Search OVID EMBASE and Get MEDLINE for Free…. without knowing it

19 10 2010

I have the impression that OVIDSP listens more to librarians than the NLM, who considers the end users of databases like PubMed more important, mainly because there are more of them. On the other hand NLM communicates PubMed’s changes better (NLM Technical Bulletin) and has easier to find tutorials & FAQs, namely at the PubMed homepage.

I gather that the new changes to the OVIDSP interface are the reason why two older OVID posts are the recent number 2 and 3 hits on my blog. My guess is that people are looking for some specific information on OVID’s interface changes that they can’t easily access otherwise.

But this post won’t address the technical changes. I will write about this later.

I just want to mention a few changes to the OVIDSP databases MEDLINE and EMBASE, some of them temporary, that could have been easily missed.

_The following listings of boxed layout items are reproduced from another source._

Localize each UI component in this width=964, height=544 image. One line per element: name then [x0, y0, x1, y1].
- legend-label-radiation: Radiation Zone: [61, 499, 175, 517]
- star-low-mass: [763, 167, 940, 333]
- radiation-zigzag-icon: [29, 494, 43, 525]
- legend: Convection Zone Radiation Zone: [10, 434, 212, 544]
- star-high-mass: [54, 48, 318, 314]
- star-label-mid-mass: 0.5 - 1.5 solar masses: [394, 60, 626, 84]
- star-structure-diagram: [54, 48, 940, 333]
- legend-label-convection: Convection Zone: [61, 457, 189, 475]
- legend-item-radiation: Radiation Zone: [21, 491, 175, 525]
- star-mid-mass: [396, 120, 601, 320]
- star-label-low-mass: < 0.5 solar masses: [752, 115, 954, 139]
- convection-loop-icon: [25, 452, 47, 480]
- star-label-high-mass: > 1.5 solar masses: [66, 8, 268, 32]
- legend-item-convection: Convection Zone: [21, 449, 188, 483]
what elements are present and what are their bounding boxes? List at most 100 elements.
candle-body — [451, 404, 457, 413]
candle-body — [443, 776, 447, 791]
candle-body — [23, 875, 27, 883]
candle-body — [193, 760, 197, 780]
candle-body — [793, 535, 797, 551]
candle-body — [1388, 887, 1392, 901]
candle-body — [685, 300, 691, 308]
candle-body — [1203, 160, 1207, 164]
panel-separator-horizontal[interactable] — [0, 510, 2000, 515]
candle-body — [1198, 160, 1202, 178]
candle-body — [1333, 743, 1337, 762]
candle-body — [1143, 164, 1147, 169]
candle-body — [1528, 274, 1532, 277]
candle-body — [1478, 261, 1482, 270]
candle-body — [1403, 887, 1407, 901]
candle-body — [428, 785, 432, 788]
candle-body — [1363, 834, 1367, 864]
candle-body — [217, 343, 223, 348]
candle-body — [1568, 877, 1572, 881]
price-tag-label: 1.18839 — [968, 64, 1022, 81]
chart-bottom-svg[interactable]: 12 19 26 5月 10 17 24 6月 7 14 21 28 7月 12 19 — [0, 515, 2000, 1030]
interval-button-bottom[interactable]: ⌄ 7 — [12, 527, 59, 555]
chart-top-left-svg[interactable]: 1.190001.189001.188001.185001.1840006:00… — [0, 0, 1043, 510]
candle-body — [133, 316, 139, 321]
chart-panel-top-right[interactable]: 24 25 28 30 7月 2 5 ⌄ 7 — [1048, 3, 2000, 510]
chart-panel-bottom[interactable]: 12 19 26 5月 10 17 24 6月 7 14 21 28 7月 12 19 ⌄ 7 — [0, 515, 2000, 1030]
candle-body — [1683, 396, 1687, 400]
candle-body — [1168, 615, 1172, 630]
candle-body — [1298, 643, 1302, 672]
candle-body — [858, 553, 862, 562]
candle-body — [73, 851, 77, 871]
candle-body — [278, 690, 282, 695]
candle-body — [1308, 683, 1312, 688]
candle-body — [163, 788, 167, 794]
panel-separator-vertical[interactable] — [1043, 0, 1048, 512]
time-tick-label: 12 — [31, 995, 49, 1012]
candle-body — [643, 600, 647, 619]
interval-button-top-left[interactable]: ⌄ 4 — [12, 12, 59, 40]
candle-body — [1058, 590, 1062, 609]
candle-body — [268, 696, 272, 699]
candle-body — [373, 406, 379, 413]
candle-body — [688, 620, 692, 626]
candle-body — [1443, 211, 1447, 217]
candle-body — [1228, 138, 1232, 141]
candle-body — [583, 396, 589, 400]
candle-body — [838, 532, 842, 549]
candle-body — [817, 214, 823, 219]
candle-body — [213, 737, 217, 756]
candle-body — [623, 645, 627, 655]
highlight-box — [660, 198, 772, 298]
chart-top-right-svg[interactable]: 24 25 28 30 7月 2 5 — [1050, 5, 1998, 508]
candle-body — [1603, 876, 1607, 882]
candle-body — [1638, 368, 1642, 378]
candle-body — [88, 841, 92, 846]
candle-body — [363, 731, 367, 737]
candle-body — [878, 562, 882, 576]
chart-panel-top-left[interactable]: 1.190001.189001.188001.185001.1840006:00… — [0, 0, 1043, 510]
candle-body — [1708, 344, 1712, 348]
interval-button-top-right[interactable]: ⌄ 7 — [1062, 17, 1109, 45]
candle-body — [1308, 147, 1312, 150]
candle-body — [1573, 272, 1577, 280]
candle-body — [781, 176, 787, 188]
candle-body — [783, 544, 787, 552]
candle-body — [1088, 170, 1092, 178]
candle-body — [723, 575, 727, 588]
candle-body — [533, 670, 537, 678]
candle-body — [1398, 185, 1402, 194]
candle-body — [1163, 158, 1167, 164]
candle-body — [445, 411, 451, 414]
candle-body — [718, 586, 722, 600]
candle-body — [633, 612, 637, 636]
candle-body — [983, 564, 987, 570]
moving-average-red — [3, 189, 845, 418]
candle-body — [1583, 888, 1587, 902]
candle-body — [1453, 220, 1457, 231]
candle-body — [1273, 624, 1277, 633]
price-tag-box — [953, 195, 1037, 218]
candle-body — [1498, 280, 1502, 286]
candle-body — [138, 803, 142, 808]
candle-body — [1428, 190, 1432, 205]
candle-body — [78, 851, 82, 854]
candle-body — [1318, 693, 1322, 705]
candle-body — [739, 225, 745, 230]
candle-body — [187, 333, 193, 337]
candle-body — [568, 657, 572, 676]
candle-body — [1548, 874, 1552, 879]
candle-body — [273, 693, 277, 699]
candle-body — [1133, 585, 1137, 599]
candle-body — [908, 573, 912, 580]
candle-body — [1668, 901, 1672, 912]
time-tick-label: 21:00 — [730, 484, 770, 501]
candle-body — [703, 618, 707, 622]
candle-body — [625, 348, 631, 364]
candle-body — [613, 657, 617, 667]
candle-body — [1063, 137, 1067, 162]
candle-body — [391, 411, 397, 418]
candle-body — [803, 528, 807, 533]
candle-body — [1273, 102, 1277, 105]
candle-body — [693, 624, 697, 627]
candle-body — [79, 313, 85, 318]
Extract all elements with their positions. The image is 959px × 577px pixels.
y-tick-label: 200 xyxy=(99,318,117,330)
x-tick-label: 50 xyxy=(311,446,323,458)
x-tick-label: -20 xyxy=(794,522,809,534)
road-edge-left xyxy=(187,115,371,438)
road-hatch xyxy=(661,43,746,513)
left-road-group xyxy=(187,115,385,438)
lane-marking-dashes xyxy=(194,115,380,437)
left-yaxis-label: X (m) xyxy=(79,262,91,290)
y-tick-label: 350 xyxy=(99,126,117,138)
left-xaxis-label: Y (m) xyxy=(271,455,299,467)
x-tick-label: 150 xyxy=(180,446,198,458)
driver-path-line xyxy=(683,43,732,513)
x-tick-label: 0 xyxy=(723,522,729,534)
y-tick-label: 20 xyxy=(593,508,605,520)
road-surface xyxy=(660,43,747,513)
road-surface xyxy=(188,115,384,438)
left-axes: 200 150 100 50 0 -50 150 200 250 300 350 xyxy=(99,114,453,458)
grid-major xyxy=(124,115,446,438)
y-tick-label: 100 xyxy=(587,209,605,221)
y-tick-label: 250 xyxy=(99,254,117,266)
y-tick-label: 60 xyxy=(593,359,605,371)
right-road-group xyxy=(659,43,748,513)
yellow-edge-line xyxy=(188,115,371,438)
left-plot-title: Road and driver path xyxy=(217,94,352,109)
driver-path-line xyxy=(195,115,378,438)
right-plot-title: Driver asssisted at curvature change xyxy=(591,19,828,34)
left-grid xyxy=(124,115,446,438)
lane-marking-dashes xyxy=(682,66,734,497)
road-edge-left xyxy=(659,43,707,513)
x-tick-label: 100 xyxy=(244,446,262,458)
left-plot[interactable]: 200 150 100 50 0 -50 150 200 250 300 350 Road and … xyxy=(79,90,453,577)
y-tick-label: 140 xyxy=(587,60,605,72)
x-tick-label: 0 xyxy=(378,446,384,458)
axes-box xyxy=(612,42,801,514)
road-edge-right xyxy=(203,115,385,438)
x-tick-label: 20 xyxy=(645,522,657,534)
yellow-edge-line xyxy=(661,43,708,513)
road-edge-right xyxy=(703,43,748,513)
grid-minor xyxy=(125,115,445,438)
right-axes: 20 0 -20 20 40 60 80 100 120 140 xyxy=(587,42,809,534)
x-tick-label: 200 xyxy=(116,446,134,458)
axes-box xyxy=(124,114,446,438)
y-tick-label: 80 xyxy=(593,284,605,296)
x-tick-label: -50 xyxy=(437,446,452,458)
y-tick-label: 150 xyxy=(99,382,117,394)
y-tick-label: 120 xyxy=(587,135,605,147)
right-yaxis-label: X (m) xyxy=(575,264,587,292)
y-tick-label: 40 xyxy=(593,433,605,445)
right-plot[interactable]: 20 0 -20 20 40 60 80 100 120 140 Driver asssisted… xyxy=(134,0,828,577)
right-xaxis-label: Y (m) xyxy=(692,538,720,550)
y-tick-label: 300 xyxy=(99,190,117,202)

[1] First, somewhere in August, OVID MEDLINE contained only indexed PubMed articles. I know that OVID MEDLINE misses some papers PubMed already has -namely the “as supplied by publisher” subset-, but this time the difference was dramatic: “in data review” and “in process” papers weren’t found as well. I almost panicked, because if I missed that much in OVID MEDLINE, I would have to search PubMed as well, and adapt the search strategy…. and, since I already lost hours because of OVID’s extreme slowness at that time, I wasn’t looking forward to this.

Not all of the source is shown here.